Kim Werker believes that acts of creativity can be fun even when they’re scary, and that the first attempt at making any new kind of thing is utterly perfect especially when it’s a disaster. She is the author of half a dozen crochet books and Make It Mighty Ugly, a guide to vanquishing creative demons, and she speaks and leads workshops on embracing the ugly side of creativity as an essential element to making meaningful projects. An instructor with both Craftsy/Bluprint and CreativeLive, she lives in Vancouver, BC, where she works as a writer and editor, and hosts an online community of creative adventurers.

Benny Zenga

Benny-Zenga

Benny Zenga is a filmmaker who builds and embodies the movies he makes. Since building his first High Up Hut out of sticks, the artist’s self-described structures of solitude have grown to a human scale. Often found atop abandoned poles, Zenga’s High Up Huts represent his desire to savour a clear mind.

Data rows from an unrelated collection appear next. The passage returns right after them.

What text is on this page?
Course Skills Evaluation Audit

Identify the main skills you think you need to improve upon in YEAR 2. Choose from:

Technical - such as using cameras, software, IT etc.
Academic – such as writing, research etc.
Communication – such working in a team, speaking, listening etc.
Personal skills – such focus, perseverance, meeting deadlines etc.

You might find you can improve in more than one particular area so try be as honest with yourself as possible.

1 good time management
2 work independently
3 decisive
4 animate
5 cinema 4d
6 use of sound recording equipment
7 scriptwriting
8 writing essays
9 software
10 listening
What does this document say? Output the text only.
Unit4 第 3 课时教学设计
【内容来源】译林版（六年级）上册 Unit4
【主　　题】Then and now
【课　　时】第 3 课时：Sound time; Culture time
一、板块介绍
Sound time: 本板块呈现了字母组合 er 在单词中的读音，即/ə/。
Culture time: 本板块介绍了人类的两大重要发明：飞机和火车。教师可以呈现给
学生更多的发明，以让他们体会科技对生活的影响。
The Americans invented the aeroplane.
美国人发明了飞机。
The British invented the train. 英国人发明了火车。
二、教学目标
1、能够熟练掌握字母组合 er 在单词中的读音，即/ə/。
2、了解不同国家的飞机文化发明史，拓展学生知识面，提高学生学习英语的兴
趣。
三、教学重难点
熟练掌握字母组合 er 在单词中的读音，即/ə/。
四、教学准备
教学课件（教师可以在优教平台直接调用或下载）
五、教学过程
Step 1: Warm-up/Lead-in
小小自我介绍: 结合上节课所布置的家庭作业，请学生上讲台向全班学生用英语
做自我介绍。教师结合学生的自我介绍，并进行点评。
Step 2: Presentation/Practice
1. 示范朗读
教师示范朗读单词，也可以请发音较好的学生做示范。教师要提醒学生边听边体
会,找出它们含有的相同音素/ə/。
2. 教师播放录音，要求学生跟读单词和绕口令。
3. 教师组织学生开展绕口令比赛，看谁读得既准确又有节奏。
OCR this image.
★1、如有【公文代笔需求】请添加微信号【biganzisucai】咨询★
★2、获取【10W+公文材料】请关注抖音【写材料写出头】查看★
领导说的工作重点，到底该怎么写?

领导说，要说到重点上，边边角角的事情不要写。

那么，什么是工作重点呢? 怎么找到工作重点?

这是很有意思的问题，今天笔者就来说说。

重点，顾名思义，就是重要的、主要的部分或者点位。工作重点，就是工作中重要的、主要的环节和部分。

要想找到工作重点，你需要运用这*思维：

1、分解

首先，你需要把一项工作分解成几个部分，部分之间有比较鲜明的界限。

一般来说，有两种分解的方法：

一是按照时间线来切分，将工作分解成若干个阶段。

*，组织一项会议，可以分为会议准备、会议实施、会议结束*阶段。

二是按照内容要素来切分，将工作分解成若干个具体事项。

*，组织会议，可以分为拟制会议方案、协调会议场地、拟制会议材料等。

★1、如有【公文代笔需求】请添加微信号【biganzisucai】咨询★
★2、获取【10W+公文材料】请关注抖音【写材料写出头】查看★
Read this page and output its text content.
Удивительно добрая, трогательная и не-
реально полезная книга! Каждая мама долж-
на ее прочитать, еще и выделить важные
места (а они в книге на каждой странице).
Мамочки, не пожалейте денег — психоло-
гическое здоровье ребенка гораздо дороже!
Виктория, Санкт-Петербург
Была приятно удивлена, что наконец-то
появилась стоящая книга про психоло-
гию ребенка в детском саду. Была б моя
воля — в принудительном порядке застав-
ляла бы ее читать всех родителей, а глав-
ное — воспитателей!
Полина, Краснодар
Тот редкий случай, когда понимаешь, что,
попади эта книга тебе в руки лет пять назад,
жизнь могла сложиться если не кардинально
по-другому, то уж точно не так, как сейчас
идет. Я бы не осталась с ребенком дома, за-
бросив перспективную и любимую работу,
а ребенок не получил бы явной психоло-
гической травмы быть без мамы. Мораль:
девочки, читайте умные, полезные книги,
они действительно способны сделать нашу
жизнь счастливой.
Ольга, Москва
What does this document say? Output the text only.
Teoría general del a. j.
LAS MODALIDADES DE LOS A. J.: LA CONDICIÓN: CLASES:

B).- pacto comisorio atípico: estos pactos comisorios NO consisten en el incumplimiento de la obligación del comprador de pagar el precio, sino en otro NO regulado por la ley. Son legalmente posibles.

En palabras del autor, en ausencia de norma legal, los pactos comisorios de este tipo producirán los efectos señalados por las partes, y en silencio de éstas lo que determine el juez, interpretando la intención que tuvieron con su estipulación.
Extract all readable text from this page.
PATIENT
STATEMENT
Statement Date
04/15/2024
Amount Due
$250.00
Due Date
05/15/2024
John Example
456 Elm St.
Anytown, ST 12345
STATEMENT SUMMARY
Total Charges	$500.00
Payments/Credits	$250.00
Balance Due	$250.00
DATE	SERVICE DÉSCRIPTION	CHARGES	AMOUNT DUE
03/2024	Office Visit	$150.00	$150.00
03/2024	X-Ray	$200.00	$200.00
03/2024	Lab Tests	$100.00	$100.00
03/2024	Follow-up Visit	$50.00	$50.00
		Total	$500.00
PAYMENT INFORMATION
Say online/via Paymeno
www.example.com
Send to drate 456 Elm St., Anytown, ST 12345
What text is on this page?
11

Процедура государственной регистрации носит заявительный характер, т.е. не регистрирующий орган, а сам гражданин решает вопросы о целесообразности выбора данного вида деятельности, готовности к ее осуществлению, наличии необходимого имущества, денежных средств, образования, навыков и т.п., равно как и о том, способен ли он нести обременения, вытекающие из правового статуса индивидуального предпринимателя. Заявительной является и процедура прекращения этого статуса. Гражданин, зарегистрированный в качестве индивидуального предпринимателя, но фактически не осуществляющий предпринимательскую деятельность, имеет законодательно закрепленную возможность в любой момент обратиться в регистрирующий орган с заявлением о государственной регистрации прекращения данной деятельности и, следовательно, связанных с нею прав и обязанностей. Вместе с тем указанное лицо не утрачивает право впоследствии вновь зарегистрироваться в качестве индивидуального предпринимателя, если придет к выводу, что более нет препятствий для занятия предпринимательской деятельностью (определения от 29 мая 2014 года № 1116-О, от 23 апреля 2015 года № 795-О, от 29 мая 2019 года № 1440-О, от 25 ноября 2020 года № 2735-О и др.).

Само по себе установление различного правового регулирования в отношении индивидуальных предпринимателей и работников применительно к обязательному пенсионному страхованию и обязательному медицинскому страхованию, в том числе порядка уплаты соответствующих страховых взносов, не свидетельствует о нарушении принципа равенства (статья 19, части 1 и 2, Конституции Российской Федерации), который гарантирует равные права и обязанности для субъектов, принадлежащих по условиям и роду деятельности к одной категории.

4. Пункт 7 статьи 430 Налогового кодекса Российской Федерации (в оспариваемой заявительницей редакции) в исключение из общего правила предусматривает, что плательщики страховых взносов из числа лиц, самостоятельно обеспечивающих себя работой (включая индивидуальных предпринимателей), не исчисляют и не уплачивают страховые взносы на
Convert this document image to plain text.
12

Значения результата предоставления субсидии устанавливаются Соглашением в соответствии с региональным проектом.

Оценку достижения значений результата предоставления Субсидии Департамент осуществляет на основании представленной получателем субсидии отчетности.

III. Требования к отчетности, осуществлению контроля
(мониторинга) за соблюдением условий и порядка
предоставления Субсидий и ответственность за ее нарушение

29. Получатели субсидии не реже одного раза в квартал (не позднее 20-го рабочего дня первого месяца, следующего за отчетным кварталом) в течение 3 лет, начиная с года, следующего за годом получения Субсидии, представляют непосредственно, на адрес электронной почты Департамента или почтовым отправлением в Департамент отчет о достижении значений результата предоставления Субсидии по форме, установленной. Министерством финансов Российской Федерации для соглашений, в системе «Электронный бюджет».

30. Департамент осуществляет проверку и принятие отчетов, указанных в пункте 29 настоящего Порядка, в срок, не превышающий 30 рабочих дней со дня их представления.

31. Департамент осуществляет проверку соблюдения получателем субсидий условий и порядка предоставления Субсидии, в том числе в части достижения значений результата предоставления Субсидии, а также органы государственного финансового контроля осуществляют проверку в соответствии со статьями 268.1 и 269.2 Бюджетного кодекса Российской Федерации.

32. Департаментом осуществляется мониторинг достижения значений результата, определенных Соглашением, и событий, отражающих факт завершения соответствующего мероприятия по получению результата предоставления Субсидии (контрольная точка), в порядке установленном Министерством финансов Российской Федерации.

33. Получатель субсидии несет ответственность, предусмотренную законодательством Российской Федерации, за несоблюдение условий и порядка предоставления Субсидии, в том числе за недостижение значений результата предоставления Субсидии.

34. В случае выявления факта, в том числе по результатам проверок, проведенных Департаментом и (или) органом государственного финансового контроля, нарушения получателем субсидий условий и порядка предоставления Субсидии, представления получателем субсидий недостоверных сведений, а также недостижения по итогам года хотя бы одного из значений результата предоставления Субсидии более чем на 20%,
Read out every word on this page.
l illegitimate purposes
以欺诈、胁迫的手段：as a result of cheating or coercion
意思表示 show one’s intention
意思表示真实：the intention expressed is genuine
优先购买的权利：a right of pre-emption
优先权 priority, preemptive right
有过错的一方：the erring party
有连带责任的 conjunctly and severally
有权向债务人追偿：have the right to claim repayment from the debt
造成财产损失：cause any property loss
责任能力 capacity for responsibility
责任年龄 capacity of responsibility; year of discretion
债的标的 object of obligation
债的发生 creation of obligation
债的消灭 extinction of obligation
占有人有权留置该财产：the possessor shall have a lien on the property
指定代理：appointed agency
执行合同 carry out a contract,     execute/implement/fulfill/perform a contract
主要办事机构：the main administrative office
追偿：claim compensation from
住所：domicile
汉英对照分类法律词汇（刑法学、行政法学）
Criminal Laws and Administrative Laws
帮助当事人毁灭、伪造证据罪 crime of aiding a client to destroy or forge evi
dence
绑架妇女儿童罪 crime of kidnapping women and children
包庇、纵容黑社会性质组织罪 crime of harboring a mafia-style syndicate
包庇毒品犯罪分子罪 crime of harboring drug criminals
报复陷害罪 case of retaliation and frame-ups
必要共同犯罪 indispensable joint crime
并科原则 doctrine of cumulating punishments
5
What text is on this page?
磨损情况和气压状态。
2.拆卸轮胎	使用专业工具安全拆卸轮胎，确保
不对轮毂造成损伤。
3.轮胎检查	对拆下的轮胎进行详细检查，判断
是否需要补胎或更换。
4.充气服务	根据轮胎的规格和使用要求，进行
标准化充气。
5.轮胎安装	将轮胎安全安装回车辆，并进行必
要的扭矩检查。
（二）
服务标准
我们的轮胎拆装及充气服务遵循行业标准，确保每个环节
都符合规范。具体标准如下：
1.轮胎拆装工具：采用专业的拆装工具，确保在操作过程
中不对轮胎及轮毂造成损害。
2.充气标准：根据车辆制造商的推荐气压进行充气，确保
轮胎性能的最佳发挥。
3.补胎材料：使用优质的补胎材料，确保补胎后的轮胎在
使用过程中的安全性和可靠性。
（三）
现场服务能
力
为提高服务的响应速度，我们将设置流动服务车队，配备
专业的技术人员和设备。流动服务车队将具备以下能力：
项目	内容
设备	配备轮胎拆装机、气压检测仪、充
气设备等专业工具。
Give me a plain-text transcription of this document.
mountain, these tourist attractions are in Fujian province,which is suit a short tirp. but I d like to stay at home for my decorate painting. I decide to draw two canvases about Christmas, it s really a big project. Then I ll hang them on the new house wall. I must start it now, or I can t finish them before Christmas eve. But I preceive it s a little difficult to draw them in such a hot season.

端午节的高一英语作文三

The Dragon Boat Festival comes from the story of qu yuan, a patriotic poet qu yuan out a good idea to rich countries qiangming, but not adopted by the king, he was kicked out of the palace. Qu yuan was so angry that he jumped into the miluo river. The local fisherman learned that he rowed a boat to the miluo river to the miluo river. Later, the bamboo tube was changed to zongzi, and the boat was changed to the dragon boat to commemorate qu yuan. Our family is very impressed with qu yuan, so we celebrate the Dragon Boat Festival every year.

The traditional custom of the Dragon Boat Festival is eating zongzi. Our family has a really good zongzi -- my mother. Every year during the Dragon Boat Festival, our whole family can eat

High Up Hut #3, installed on Two Rivers Gallery’s Sculpture Court, is a hybrid design inspired by High Up Hut #1 (Belcarra) and High Up Hut #2 (Vancouver). Unlike its predecessors, this hut is not located on a vacant pole, but rather on the high-up location of the Sculpture Court. Utilizing forgotten posts and pillars, these ‘graffiti living’ spaces are a refuge for the everyday adventurer and a lighthouse for the public, invoking them to look up.

Logan Mohr

Logan Mohr is a Material Matters Researcher and Studio Technician at the Emily Carr University of Art + Design in Vancouver. He graduated from Emily Carr with a Bachelor of Industrial Design Degree in the Spring of 2016. As an emergent scholar, he is able to apply his own knowledge and research creation practice to student and faculty-led projects. His technology creation projects inspire and enable others to learn and discover. Logan gives form to our relationships with the spaces and individuals around us through Computer Aided Design, parametric interfaces and additive material production technologies.

Keith Doyle

KeithDoyle


Keith Doyle is an Assistant Professor Industrial Design, Faculty of Design + Dynamic Media, and Faculty of Graduate Studies at Emily Carr University of Art + Design. He is a Lead/co-lead Investigator on a few University material research initiatives including, design-led applied research partnerships enabled by the Natural Sciences and Engineering Research Council of Canada, National Research Council Canada, and Research Creation activities funded by the Social Sciences and Humanities Research Council. He is a Serial Collaborator and Maker. Doyle is an alumni researcher of GRAND NCE and founding faculty member and Director of the Material Matters Research Centre. He maintains an active design and material practice presenting scholarly works and exhibitions locally and abroad. Material Matters’ mandate is to explore sustainable yet innovative material practice through material practice, material research, co-operative partnerships, social forums and workshops for knowledge transfer.